A 92-year-old man, who was believed to be dead for the last 44 years, has now returned to his home in Kolkata and remarried his wife, the couple's son said Monday. Panchkari Hazra left his residence in Behala in south Kolkata in 1964 and was missing since then. He didn't inform his wife Annapurna and two sons - Arun and Tarun - why and where he was going.
"When my father didn't return home for 12 years or send us any information about his whereabouts, my mother performed his last rites under social pressure and started living the life of a widow," Tarun said. "On Wednesday, a friend at Behala informed me that a very old man had been living in our old home for the last few days and was claiming to be Panchkari. "I rushed to Behala and brought him to Jagatdal on Saturday. I was only three years old when he left home so don't remember his face clearly. But my mother recognised him at once," Tarun said. However, Hazra seemed to be suffering from loss of memory.
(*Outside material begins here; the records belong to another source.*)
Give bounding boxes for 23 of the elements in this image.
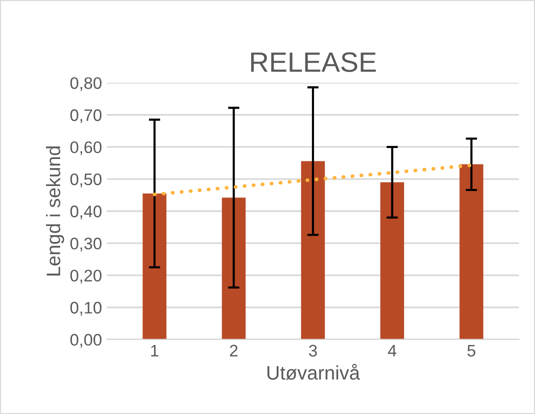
bar: [460, 164, 484, 340]
bar: [380, 182, 404, 340]
y-tick-label: 0,20: [70, 270, 102, 284]
y-tick-label: 0,00: [70, 334, 102, 348]
bar: [222, 198, 246, 340]
x-tick-label: 2: [230, 344, 238, 356]
y-tick-label: 0,50: [70, 173, 102, 188]
line-series: [152, 164, 474, 196]
x-tick-label: 4: [388, 344, 396, 356]
y-tick-label: 0,70: [70, 109, 102, 124]
y-axis-title: Lengd i sekund: [46, 146, 64, 276]
x-tick-label: 1: [151, 344, 158, 356]
y-tick-label: 0,80: [70, 77, 102, 91]
y-tick-label: 0,30: [70, 238, 102, 252]
x-tick-label: 5: [467, 344, 476, 357]
bar: [301, 161, 325, 340]
x-axis-title: Utøvarnivå: [267, 364, 360, 380]
bar: [142, 193, 166, 340]
y-tick-label: 0,40: [70, 206, 102, 220]
y-tick-label: 0,60: [70, 141, 102, 156]
x-tick-label: 3: [308, 344, 317, 357]
y-tick-label: 0,10: [70, 302, 102, 316]
chart-title: RELEASE: [251, 52, 376, 72]
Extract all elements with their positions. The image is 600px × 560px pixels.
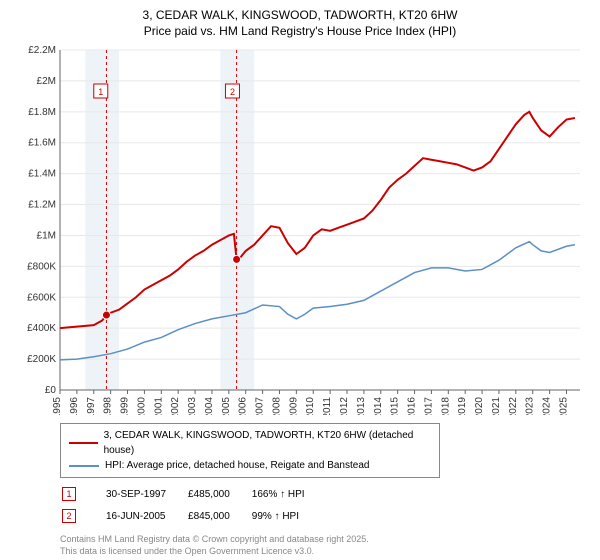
svg-text:2003: 2003 bbox=[187, 397, 198, 415]
svg-text:2016: 2016 bbox=[407, 397, 418, 415]
svg-text:£1.8M: £1.8M bbox=[28, 107, 56, 118]
svg-text:2019: 2019 bbox=[457, 397, 468, 415]
svg-text:£1.4M: £1.4M bbox=[28, 169, 56, 180]
svg-text:2023: 2023 bbox=[525, 397, 536, 415]
svg-text:2006: 2006 bbox=[238, 397, 249, 415]
svg-text:£0: £0 bbox=[45, 385, 57, 396]
svg-text:2008: 2008 bbox=[271, 397, 282, 415]
svg-text:2011: 2011 bbox=[322, 397, 333, 415]
svg-text:2010: 2010 bbox=[305, 397, 316, 415]
chart-svg: £0 £200K £400K £600K £800K £1M £1.2M £1.4M £1.6M… bbox=[20, 45, 590, 415]
svg-text:2024: 2024 bbox=[542, 397, 553, 415]
legend-box: 3, CEDAR WALK, KINGSWOOD, TADWORTH, KT20… bbox=[60, 423, 440, 478]
svg-text:2: 2 bbox=[230, 87, 235, 97]
legend-swatch-2 bbox=[69, 465, 99, 467]
svg-text:2015: 2015 bbox=[390, 397, 401, 415]
legend-label-2: HPI: Average price, detached house, Reig… bbox=[105, 458, 369, 473]
svg-text:£1.2M: £1.2M bbox=[28, 200, 56, 211]
svg-text:1997: 1997 bbox=[86, 397, 97, 415]
svg-text:2021: 2021 bbox=[491, 397, 502, 415]
marker-num: 2 bbox=[62, 506, 104, 526]
svg-text:2013: 2013 bbox=[356, 397, 367, 415]
svg-text:2009: 2009 bbox=[288, 397, 299, 415]
svg-text:£200K: £200K bbox=[27, 354, 56, 365]
title-line2: Price paid vs. HM Land Registry's House … bbox=[10, 24, 590, 40]
svg-text:1999: 1999 bbox=[120, 397, 131, 415]
legend-label-1: 3, CEDAR WALK, KINGSWOOD, TADWORTH, KT20… bbox=[104, 428, 431, 458]
svg-text:2017: 2017 bbox=[423, 397, 434, 415]
attribution-line2: This data is licensed under the Open Gov… bbox=[60, 546, 590, 558]
marker-change: 166% ↑ HPI bbox=[252, 484, 325, 504]
legend-row-1: 3, CEDAR WALK, KINGSWOOD, TADWORTH, KT20… bbox=[69, 428, 431, 458]
svg-text:2014: 2014 bbox=[373, 397, 384, 415]
svg-text:2005: 2005 bbox=[221, 397, 232, 415]
svg-text:2012: 2012 bbox=[339, 397, 350, 415]
marker-row: 130-SEP-1997£485,000166% ↑ HPI bbox=[62, 484, 325, 504]
markers-table: 130-SEP-1997£485,000166% ↑ HPI216-JUN-20… bbox=[60, 482, 327, 528]
svg-text:1995: 1995 bbox=[52, 397, 63, 415]
title-line1: 3, CEDAR WALK, KINGSWOOD, TADWORTH, KT20… bbox=[10, 8, 590, 24]
marker-change: 99% ↑ HPI bbox=[252, 506, 325, 526]
svg-text:2020: 2020 bbox=[474, 397, 485, 415]
attribution-line1: Contains HM Land Registry data © Crown c… bbox=[60, 534, 590, 546]
svg-text:2000: 2000 bbox=[136, 397, 147, 415]
svg-text:2022: 2022 bbox=[508, 397, 519, 415]
svg-text:2018: 2018 bbox=[440, 397, 451, 415]
svg-text:2001: 2001 bbox=[153, 397, 164, 415]
marker-price: £845,000 bbox=[188, 506, 250, 526]
marker-num: 1 bbox=[62, 484, 104, 504]
chart-title: 3, CEDAR WALK, KINGSWOOD, TADWORTH, KT20… bbox=[10, 8, 590, 39]
attribution: Contains HM Land Registry data © Crown c… bbox=[60, 534, 590, 557]
svg-text:£600K: £600K bbox=[27, 292, 56, 303]
chart-area: £0 £200K £400K £600K £800K £1M £1.2M £1.4M £1.6M… bbox=[20, 45, 590, 415]
svg-text:2025: 2025 bbox=[558, 397, 569, 415]
svg-text:£1.6M: £1.6M bbox=[28, 138, 56, 149]
svg-text:1998: 1998 bbox=[103, 397, 114, 415]
svg-text:2002: 2002 bbox=[170, 397, 181, 415]
svg-text:£800K: £800K bbox=[27, 262, 56, 273]
legend-swatch-1 bbox=[69, 442, 98, 444]
svg-text:£1M: £1M bbox=[37, 231, 56, 242]
legend-row-2: HPI: Average price, detached house, Reig… bbox=[69, 458, 431, 473]
marker-price: £485,000 bbox=[188, 484, 250, 504]
marker-date: 16-JUN-2005 bbox=[106, 506, 186, 526]
svg-text:£2M: £2M bbox=[37, 76, 56, 87]
svg-text:£2.2M: £2.2M bbox=[28, 45, 56, 56]
marker-row: 216-JUN-2005£845,00099% ↑ HPI bbox=[62, 506, 325, 526]
marker-date: 30-SEP-1997 bbox=[106, 484, 186, 504]
svg-text:£400K: £400K bbox=[27, 323, 56, 334]
svg-text:1: 1 bbox=[98, 87, 103, 97]
svg-text:2007: 2007 bbox=[255, 397, 266, 415]
svg-text:1996: 1996 bbox=[69, 397, 80, 415]
svg-text:2004: 2004 bbox=[204, 397, 215, 415]
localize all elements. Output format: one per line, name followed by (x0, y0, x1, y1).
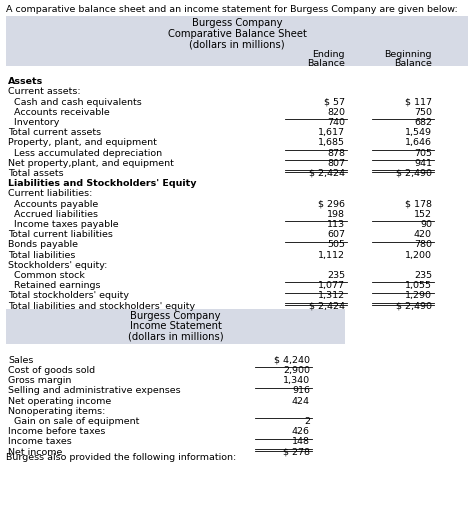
Text: Income taxes payable: Income taxes payable (8, 220, 118, 229)
Text: Total liabilities: Total liabilities (8, 250, 75, 260)
Text: 235: 235 (327, 271, 345, 280)
Text: 420: 420 (414, 230, 432, 239)
Text: $ 2,424: $ 2,424 (309, 302, 345, 310)
Text: Inventory: Inventory (8, 118, 59, 127)
Text: 1,549: 1,549 (405, 128, 432, 137)
Text: Total current assets: Total current assets (8, 128, 101, 137)
Text: $ 4,240: $ 4,240 (274, 356, 310, 365)
Text: Balance: Balance (394, 59, 432, 68)
Text: (dollars in millions): (dollars in millions) (128, 331, 223, 342)
Text: Nonoperating items:: Nonoperating items: (8, 407, 105, 416)
Text: Sales: Sales (8, 356, 33, 365)
Text: Cost of goods sold: Cost of goods sold (8, 366, 95, 375)
Text: 682: 682 (414, 118, 432, 127)
Text: $ 117: $ 117 (405, 98, 432, 106)
Text: Accounts receivable: Accounts receivable (8, 108, 110, 117)
Text: Total assets: Total assets (8, 169, 64, 178)
Text: 424: 424 (292, 397, 310, 406)
Text: 152: 152 (414, 210, 432, 219)
Text: 1,685: 1,685 (318, 138, 345, 148)
Text: 1,340: 1,340 (283, 376, 310, 385)
Text: $ 57: $ 57 (324, 98, 345, 106)
Text: Retained earnings: Retained earnings (8, 281, 100, 290)
Text: Total liabilities and stockholders' equity: Total liabilities and stockholders' equi… (8, 302, 195, 310)
Text: Accrued liabilities: Accrued liabilities (8, 210, 98, 219)
Text: Less accumulated depreciation: Less accumulated depreciation (8, 149, 162, 158)
Text: 1,312: 1,312 (318, 291, 345, 300)
Text: Net operating income: Net operating income (8, 397, 111, 406)
Text: 198: 198 (327, 210, 345, 219)
Bar (6, 308, 345, 344)
Text: 916: 916 (292, 386, 310, 395)
Text: Current assets:: Current assets: (8, 88, 81, 96)
Text: 740: 740 (327, 118, 345, 127)
Text: Burgess Company: Burgess Company (192, 18, 282, 28)
Text: 1,112: 1,112 (318, 250, 345, 260)
Text: Gross margin: Gross margin (8, 376, 72, 385)
Text: $ 296: $ 296 (318, 200, 345, 209)
Text: $ 2,490: $ 2,490 (396, 169, 432, 178)
Text: Ending: Ending (312, 49, 345, 59)
Text: Balance: Balance (307, 59, 345, 68)
Text: 1,055: 1,055 (405, 281, 432, 290)
Text: Net property,plant, and equipment: Net property,plant, and equipment (8, 159, 174, 168)
Text: 505: 505 (327, 240, 345, 249)
Text: $ 278: $ 278 (283, 447, 310, 457)
Text: 780: 780 (414, 240, 432, 249)
Text: 750: 750 (414, 108, 432, 117)
Text: Current liabilities:: Current liabilities: (8, 189, 92, 199)
Text: 607: 607 (327, 230, 345, 239)
Text: Selling and administrative expenses: Selling and administrative expenses (8, 386, 181, 395)
Text: 807: 807 (327, 159, 345, 168)
Text: 878: 878 (327, 149, 345, 158)
Text: 820: 820 (327, 108, 345, 117)
Text: 941: 941 (414, 159, 432, 168)
Text: Beginning: Beginning (384, 49, 432, 59)
Bar (6, 16, 468, 66)
Text: (dollars in millions): (dollars in millions) (189, 39, 285, 49)
Text: 1,200: 1,200 (405, 250, 432, 260)
Text: A comparative balance sheet and an income statement for Burgess Company are give: A comparative balance sheet and an incom… (6, 5, 458, 14)
Text: Comparative Balance Sheet: Comparative Balance Sheet (168, 29, 306, 39)
Text: 1,646: 1,646 (405, 138, 432, 148)
Text: Stockholders' equity:: Stockholders' equity: (8, 261, 108, 270)
Text: Bonds payable: Bonds payable (8, 240, 78, 249)
Text: $ 2,424: $ 2,424 (309, 169, 345, 178)
Text: Cash and cash equivalents: Cash and cash equivalents (8, 98, 142, 106)
Text: 2,900: 2,900 (283, 366, 310, 375)
Text: $ 2,490: $ 2,490 (396, 302, 432, 310)
Text: 148: 148 (292, 437, 310, 446)
Text: Accounts payable: Accounts payable (8, 200, 98, 209)
Text: Income taxes: Income taxes (8, 437, 72, 446)
Text: 2: 2 (304, 417, 310, 426)
Text: Burgess Company: Burgess Company (130, 310, 221, 321)
Text: Assets: Assets (8, 77, 43, 86)
Text: 113: 113 (327, 220, 345, 229)
Text: Income Statement: Income Statement (129, 321, 221, 331)
Text: 235: 235 (414, 271, 432, 280)
Text: Common stock: Common stock (8, 271, 85, 280)
Text: Property, plant, and equipment: Property, plant, and equipment (8, 138, 157, 148)
Text: Gain on sale of equipment: Gain on sale of equipment (8, 417, 139, 426)
Text: 90: 90 (420, 220, 432, 229)
Text: 1,077: 1,077 (318, 281, 345, 290)
Text: Total stockholders' equity: Total stockholders' equity (8, 291, 129, 300)
Text: Total current liabilities: Total current liabilities (8, 230, 113, 239)
Text: 1,617: 1,617 (318, 128, 345, 137)
Text: 705: 705 (414, 149, 432, 158)
Text: Liabilities and Stockholders' Equity: Liabilities and Stockholders' Equity (8, 179, 197, 188)
Text: Burgess also provided the following information:: Burgess also provided the following info… (6, 453, 236, 462)
Text: 426: 426 (292, 427, 310, 436)
Text: $ 178: $ 178 (405, 200, 432, 209)
Text: Income before taxes: Income before taxes (8, 427, 105, 436)
Text: Net income: Net income (8, 447, 63, 457)
Text: 1,290: 1,290 (405, 291, 432, 300)
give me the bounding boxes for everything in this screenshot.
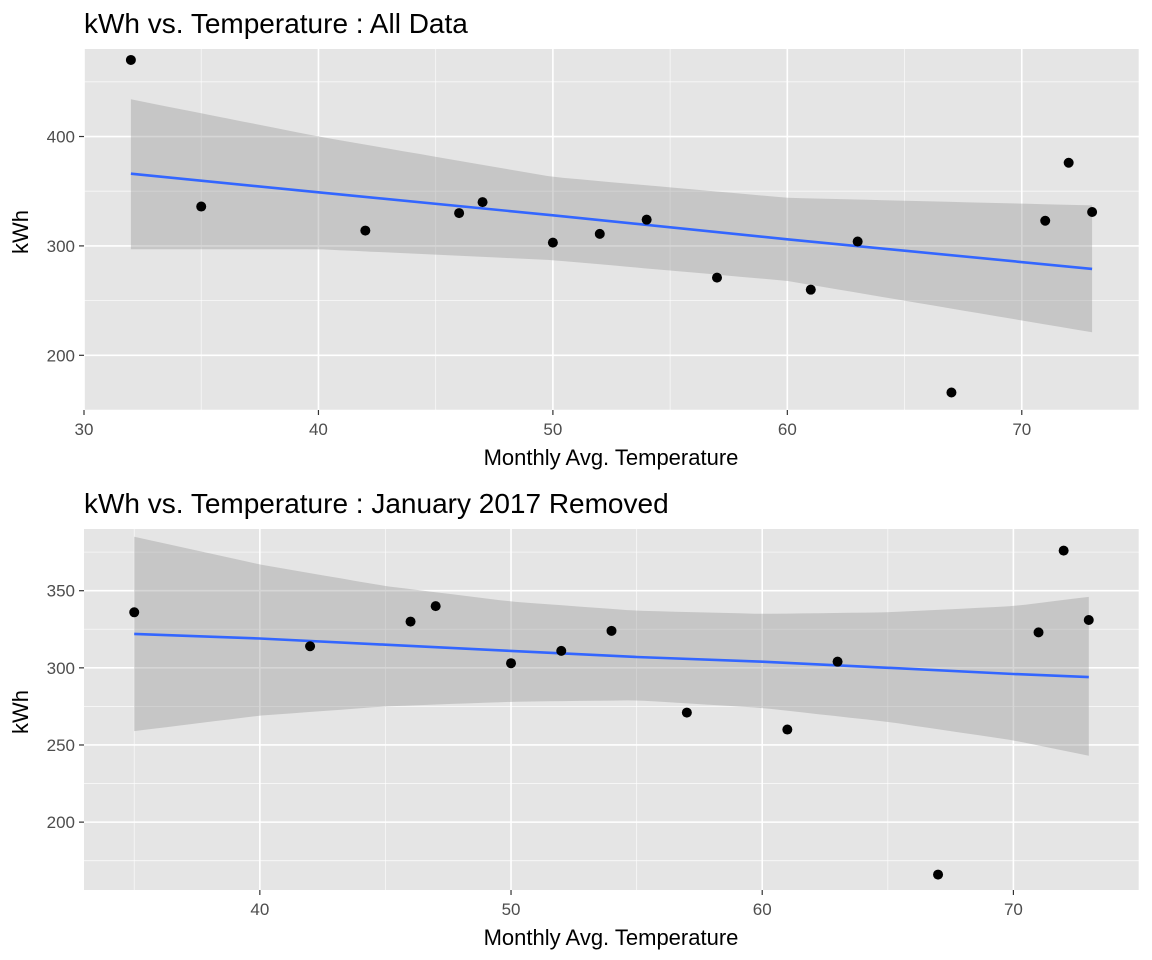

44 years is an extremely long time, but when the family recognized him and was willing to re-establish relationships, all ends well.

Sunday, December 7, 2008

Imagine explosives on your desk

People have a fascination for something that looks different, so it was no wonder that the Managing Director of a company in England was using a different paper-weight. A friend of his had gone for a dive and found an interesting looking object on the sea bed, he gave it to the Managing Director Jeff Hayes, who found the object interesting and kept it on his desk as a cool looking paperweight. What he did not know was that the paperweight was actually a long unexploded bomb, a foot long object that was still capable of causing a lot of damage if it burst:

However, his office landlord, Clive Parks, and his friend Jon Williamson, a keen shooter, realised the detonator on the shell was still live and the TNT was showing.
They carefully moved the bomb out of the building and into a flower bed before calling the police who then contacted the army's bomb disposal unit.
Mr Williamson said: "I saw it on the desk and thought 'that looks dangerous'. "I shoot so I know about firearms, it still had a live detonator and the explosive TNT was exposed.

If by accident the bomb had been severely shaken or otherwise jostled, the bomb could still explode and would have affected not only this office, but even other offices in the same building. On the other hand, it may have never exploded.